Growing up in Kentucky, Tyler Holley, MD, saw a need for rural health care practitioners through the eyes of his role model, a rural medicine doctor. Now a general surgeon at Flaget Memorial Hospital, Dr. Holley is fulfilling his calling.
“We were good family friends with a local surgeon who practiced rural medicine, and I always looked up to him as a role model,” Dr. Holley said. “I saw from an early age what it was like to be a small town surgeon in a rural area.”
The road to becoming a surgeon was not traditional. Dr. Holley said his other role model, his high school math teacher, showed him he could pursue medical school through the mathematical route instead of a more traditional biology route. Dr. Holley graduated with a bachelors in biomedical engineering and then went to medical school.
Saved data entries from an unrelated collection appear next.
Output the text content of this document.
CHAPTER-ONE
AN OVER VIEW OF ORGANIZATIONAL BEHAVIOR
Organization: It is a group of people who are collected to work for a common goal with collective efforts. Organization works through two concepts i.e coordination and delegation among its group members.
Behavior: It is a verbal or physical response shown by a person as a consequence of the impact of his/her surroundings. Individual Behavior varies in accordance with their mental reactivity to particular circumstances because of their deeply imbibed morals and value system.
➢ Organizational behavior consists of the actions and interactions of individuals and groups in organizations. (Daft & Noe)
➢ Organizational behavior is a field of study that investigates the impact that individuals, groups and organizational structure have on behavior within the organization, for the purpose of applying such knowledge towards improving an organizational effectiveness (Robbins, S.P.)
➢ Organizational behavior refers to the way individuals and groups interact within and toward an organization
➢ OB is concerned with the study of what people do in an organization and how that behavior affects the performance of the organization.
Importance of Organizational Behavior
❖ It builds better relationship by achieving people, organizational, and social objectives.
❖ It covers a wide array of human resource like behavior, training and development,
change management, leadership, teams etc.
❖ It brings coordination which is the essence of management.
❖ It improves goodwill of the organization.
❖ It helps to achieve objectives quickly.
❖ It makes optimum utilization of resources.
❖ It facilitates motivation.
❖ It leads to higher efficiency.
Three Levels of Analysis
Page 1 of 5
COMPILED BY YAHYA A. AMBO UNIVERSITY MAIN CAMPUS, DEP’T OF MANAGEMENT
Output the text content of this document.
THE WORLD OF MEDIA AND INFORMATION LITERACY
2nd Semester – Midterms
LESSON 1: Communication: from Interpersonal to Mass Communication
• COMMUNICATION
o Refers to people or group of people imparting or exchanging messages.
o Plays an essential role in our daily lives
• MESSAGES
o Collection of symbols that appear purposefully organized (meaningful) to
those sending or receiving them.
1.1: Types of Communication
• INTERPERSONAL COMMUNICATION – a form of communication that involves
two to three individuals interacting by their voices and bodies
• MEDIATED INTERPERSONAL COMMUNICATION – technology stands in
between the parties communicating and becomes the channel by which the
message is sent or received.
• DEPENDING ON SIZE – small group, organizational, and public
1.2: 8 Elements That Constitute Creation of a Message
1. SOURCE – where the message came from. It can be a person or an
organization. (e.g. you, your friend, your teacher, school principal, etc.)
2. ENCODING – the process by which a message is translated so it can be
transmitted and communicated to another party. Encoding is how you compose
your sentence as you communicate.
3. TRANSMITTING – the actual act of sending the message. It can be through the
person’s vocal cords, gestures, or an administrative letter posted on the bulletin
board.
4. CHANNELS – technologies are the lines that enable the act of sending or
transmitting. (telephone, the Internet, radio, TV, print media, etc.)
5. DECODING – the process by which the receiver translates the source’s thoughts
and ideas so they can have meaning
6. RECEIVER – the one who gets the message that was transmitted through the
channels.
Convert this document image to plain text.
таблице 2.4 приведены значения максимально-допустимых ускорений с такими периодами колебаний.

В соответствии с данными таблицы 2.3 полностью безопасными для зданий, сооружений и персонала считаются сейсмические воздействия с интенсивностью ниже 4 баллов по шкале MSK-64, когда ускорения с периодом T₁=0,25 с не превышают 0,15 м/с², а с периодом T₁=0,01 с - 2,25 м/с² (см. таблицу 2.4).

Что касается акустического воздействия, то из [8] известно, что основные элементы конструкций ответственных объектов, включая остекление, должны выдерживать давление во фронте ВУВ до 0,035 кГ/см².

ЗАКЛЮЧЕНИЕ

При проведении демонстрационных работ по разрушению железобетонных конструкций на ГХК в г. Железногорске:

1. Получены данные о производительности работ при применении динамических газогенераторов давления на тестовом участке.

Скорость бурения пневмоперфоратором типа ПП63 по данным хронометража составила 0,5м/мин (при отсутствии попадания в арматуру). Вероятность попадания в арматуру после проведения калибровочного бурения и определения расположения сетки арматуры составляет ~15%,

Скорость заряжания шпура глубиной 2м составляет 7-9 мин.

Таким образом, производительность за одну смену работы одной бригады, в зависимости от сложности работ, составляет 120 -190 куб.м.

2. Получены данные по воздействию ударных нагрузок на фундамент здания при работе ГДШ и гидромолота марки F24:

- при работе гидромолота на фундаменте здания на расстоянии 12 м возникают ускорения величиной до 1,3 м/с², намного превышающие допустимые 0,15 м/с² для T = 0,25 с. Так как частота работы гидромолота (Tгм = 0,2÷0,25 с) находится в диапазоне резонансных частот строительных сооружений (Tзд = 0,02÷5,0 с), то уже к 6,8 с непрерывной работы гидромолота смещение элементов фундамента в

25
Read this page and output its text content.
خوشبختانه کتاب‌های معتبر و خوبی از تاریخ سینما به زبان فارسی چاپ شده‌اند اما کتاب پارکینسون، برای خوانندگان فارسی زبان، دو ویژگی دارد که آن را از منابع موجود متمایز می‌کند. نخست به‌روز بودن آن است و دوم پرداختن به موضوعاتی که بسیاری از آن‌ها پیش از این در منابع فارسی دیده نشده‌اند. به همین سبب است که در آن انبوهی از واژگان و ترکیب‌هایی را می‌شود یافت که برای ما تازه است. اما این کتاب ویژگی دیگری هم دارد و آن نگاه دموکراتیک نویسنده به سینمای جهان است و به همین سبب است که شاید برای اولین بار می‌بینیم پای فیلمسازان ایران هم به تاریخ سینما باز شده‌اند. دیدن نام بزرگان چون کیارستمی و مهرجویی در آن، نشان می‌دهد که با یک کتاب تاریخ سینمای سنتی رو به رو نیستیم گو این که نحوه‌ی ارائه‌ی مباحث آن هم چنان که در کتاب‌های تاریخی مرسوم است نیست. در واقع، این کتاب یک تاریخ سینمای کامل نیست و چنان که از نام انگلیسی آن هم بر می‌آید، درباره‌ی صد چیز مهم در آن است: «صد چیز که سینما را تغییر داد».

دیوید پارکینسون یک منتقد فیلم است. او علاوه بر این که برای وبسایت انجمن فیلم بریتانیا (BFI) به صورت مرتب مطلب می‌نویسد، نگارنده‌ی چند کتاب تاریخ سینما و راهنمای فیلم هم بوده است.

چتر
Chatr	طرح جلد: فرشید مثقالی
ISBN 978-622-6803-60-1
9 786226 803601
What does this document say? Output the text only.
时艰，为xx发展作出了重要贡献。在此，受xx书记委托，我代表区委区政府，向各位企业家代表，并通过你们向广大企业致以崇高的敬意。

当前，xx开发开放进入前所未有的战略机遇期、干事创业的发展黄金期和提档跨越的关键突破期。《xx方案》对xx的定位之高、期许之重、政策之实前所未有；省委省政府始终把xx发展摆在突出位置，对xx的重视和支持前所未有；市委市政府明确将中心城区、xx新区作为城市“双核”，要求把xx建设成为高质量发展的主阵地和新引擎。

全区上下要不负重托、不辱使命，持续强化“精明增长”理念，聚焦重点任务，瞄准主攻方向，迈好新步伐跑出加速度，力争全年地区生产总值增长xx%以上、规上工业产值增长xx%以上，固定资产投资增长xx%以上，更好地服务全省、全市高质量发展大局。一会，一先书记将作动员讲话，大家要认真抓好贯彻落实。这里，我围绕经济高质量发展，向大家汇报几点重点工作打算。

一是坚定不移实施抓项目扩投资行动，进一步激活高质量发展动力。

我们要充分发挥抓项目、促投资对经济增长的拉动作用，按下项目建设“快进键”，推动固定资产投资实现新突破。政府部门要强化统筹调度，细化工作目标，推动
“I had multiple career aspirations as a kid; at one point I wanted to be a pastor then I thought about being a math teacher because math clicked for me,” Dr. Holley said. “By the end of high school, I knew being a physician was what I was called to do. I knew I wouldn’t be happy doing anything else.”
Dr. Holley joined CHI Saint Joseph Medical Group – General Surgery three years ago. In choosing general surgery, Dr. Holley said he was mesmerized by the operating room the first time he scrubbed in as an anesthesia tech while working during college.